Friday the 13th was a day of firsts for city resident and pet owner Darlene Ward.
It was the first official day she could take Toby, her yellow Lab, onto the city’s new Bark Beach. Ward and her pet were also the first to hit the sand. And Ward was first in line two days earlier to buy the first permit Boca Raton issued.
“He’s been jumping in the waves,” said Ward, who arrived before the beach opened at 7 a.m. “I’m so excited.”
Bob Davidson, one of two park rangers assigned to the 300-yard-wide stretch of dog-friendly sand, confirmed Toby’s celebrity status.
“That’s the inaugural legal dog on the beach,” Davidson said.
The dog beach, at the northern end of Spanish River Park, admits canines from 7 to 9 a.m. and 3 p.m. to sunset on Fridays, Saturdays and Sundays. Dog owners need an annual permit ($30 for residents of the city or the Greater Boca Raton Beach and Park District and $165 for nonresidents).
A three-day pass is $10 and can be purchased at the Spanish River Park gatehouse.

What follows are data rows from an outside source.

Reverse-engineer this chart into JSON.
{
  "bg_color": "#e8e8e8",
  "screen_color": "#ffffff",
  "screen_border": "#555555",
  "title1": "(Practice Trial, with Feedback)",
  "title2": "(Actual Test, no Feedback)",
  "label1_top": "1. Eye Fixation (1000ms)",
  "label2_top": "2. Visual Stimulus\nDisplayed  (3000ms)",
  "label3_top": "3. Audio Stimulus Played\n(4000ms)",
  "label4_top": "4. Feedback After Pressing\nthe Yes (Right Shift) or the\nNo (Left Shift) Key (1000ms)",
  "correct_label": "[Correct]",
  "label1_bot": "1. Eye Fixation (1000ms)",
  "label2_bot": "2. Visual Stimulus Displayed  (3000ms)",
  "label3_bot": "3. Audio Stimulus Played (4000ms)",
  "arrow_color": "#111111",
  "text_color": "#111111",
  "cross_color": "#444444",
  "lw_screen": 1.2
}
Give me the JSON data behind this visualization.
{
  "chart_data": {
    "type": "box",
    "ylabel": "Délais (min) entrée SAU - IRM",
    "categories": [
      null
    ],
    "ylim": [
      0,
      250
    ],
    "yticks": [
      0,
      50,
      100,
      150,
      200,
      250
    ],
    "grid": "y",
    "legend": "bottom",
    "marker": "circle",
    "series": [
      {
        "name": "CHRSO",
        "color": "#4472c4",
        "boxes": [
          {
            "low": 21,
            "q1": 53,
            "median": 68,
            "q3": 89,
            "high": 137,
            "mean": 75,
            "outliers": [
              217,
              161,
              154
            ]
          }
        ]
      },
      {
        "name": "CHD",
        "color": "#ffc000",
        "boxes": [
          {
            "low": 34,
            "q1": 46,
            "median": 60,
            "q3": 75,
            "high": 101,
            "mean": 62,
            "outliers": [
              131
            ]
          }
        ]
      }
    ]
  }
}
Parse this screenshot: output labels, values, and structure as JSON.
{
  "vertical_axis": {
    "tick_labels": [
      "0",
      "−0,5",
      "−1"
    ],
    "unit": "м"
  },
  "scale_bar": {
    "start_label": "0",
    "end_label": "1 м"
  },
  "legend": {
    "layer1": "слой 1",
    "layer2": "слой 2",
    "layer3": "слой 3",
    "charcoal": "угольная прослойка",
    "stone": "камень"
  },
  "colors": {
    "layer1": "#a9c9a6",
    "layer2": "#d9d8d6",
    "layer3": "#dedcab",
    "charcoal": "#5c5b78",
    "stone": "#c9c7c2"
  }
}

Bark Beach welcomed a dozen or so dogs in its first hour. Dominee Banks, who lives in Boca Raton and works in Delray Beach, brought her 2-year-old Great Dane, Tikea, whose size unsettled some.

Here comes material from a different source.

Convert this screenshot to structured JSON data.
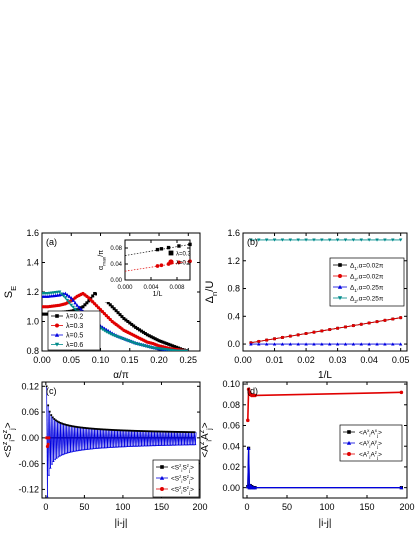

“He says I’ll love you to death,” Banks said.
“I’m just so excited you have no idea,” said Laurie Spear, who brought Luna and Caffie, her Portuguese water dogs.
Spear lived for a while in the Bahamas, which allows pets on its beaches, unlike most of South Florida. Fort Lauderdale and Jupiter were the only cities with dog-friendly sand until Boca Raton joined them.

Quincy, an Australian Labradoodle, plays with a tennis ball.

The first joint exposure to sand and surf left Susan Aronberg and her labradoodle, Quincy, wanting more. “I just wish they were open during the week as well,” she said.
The city wants it clear that “Bark Beach is a pilot program.” Permit applications have that statement printed across the top, Recreation Services Director Mickey Gomez said.
Permits are available at the community centers in Patch Reef and Sugar Sand parks. The city sold 346 resident permits and seven nonresident permits as of Dec. 30, making it more popular in its first month than Fort Lauderdale’s Canine Beach. Fort Lauderdale sells 250 permits a year (and charges nonresidents $45 a year).
Assistant City Manager Mike Woika said Bark Beach attendance averaged 20 dogs in the mornings and 35 dogs in the evenings for the first three weekends. A dog bit a 7-year-old boy on the beach Dec. 28. He was treated and is OK, Woika said.
“So far staff has reported only one instance of dog waste left on the beach,” Woika said.